Expanding Eligibility Leads To More Hospitalizations
April 13, 2000
One of the benefits commonly claimed for expanded public health insurance -- such as Medicaid and the S-CHIP program for low-income children -- is improved efficiency of medical care delivery, but this claim has little rigorous empirical support, say researchers.
Economists at the Massachusetts Institute of Technology assessed the impact of the Medicaid expansions over the 1983-1996 period on the incidence of avoidable hospitalizations -- where access to a physician's care might have prevented the need for hospital treatment.
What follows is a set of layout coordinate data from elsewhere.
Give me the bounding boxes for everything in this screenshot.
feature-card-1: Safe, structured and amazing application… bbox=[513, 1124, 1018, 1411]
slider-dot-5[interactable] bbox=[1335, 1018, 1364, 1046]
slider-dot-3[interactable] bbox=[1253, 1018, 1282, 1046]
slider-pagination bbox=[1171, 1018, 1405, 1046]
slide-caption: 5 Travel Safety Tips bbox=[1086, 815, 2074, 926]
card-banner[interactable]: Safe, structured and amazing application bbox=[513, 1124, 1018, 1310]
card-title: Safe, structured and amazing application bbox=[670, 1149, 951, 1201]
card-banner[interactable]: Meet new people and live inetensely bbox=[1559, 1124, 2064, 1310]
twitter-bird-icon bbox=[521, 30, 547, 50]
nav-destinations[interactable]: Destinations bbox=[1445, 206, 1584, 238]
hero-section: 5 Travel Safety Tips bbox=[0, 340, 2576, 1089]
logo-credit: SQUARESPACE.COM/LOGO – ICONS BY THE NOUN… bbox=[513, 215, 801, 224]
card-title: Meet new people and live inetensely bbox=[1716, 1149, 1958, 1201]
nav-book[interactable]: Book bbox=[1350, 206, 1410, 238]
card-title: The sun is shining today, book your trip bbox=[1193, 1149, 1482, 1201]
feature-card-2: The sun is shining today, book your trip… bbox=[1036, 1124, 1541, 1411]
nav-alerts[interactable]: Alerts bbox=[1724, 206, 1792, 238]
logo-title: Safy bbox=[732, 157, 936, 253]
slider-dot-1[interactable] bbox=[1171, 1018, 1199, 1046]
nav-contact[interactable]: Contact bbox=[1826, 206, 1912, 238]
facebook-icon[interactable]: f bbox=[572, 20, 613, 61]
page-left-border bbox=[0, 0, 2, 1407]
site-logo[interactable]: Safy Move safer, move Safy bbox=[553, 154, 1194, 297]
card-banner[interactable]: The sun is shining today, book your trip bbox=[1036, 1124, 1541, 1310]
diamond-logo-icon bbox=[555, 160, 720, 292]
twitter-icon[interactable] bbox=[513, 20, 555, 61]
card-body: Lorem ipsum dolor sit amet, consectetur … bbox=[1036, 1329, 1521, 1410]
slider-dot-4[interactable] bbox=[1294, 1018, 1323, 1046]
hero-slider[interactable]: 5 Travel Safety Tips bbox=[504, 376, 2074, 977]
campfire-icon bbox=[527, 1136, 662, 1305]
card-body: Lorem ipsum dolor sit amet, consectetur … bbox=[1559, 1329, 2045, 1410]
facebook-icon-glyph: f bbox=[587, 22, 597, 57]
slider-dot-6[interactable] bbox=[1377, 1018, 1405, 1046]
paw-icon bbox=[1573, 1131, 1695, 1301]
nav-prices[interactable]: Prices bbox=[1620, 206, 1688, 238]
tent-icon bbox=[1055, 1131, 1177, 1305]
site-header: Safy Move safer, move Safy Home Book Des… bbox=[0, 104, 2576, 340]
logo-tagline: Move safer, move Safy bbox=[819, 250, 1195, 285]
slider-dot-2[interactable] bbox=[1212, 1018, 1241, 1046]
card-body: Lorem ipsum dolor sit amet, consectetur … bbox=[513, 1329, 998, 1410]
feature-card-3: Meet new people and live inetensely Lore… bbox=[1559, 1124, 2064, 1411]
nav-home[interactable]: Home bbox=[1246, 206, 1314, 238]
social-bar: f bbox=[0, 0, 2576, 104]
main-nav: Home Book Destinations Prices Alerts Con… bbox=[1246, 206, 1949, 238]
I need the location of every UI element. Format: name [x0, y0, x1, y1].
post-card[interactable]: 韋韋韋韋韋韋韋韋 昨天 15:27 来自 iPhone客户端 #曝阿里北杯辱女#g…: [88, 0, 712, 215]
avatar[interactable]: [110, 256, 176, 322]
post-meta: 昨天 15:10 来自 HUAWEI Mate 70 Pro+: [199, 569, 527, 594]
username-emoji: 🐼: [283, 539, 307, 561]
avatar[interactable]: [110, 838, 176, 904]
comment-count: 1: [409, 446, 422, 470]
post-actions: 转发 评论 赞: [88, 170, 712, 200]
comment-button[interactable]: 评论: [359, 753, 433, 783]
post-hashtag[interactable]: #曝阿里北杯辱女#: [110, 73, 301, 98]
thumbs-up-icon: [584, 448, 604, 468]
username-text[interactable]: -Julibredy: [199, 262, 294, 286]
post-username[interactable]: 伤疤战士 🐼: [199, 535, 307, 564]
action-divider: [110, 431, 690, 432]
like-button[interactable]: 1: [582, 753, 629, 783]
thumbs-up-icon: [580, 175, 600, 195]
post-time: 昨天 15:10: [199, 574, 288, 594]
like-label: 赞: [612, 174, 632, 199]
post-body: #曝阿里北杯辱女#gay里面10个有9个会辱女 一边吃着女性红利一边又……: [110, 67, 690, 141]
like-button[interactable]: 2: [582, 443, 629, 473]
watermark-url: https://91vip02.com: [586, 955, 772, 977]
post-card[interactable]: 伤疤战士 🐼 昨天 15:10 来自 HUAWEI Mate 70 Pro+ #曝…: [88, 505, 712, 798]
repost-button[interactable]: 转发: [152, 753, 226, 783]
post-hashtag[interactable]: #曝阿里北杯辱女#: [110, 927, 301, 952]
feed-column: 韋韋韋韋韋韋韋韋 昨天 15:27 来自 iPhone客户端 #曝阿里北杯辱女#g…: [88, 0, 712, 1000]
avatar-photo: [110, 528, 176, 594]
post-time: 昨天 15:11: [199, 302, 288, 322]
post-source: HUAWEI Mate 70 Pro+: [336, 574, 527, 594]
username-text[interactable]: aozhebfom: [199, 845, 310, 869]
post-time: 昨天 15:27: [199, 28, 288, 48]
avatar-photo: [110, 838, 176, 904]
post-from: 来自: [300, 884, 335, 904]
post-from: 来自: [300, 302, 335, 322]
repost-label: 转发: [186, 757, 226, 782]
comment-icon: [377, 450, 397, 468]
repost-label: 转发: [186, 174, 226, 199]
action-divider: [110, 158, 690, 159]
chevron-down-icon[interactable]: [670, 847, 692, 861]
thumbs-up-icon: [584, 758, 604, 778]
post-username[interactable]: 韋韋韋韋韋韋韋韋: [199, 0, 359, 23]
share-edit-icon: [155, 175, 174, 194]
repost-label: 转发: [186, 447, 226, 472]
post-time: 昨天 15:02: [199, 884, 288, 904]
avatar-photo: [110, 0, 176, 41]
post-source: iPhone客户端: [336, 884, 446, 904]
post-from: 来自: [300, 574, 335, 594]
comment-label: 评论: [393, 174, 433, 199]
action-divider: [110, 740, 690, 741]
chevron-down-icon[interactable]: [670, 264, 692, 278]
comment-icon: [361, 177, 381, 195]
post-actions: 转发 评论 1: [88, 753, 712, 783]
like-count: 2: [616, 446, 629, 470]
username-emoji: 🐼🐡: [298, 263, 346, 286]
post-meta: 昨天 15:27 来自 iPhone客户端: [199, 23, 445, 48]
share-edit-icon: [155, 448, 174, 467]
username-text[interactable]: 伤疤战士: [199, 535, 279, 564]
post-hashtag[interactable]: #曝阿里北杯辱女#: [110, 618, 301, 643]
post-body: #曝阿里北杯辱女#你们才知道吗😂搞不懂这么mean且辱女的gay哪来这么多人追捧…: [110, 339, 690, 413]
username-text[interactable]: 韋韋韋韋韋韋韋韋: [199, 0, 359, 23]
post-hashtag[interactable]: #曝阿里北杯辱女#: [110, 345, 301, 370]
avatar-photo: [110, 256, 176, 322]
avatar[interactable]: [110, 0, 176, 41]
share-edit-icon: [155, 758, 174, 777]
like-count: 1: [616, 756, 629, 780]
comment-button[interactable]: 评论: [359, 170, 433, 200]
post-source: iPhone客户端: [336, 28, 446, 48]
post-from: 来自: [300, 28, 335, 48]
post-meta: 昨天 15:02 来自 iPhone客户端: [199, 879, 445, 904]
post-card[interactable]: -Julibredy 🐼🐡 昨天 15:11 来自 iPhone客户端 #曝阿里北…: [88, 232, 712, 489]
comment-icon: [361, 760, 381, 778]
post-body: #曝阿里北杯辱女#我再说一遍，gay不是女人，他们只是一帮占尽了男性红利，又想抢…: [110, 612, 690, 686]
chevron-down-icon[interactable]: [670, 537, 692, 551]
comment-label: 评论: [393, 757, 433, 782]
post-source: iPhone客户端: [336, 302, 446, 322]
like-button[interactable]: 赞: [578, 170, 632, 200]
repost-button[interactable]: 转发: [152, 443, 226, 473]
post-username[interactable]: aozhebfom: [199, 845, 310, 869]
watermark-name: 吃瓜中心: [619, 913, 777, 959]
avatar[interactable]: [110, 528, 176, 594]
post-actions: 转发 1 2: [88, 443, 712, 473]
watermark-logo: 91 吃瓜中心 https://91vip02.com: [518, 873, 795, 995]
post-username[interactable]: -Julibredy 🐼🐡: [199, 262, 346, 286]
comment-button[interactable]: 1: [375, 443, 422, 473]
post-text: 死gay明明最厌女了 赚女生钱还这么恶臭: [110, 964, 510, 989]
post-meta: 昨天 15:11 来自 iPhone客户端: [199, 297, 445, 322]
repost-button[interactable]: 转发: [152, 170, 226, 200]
- They found that expanded public insurance eligibility led to a significant decline in avoidable hospitalization: over this period expansions of Medicaid eligibility were associated with a 22 percent decline in avoidable hospitalization.
- But they also found that there is a countervailing and larger impact in terms of increased access to hospital care for newly eligible children, so that there is an overall 10 percent rise in child hospitalizations due to the expansions.
The expansions have mixed implications for treatment intensity, say researchers, but appear to be associated with a significant shift in the types of hospitals at which children are treated, with fewer children treated in public hospitals and more in for-profit facilities.
Source: Leemore Dafny and Jonathan Gruber, "Does Public Insurance Improve the Efficiency of Medical Care? Medicaid Expansions and Child Hospitalizations," NBER Working Paper No. W7555, February 2000, National Bureau of Economic Research.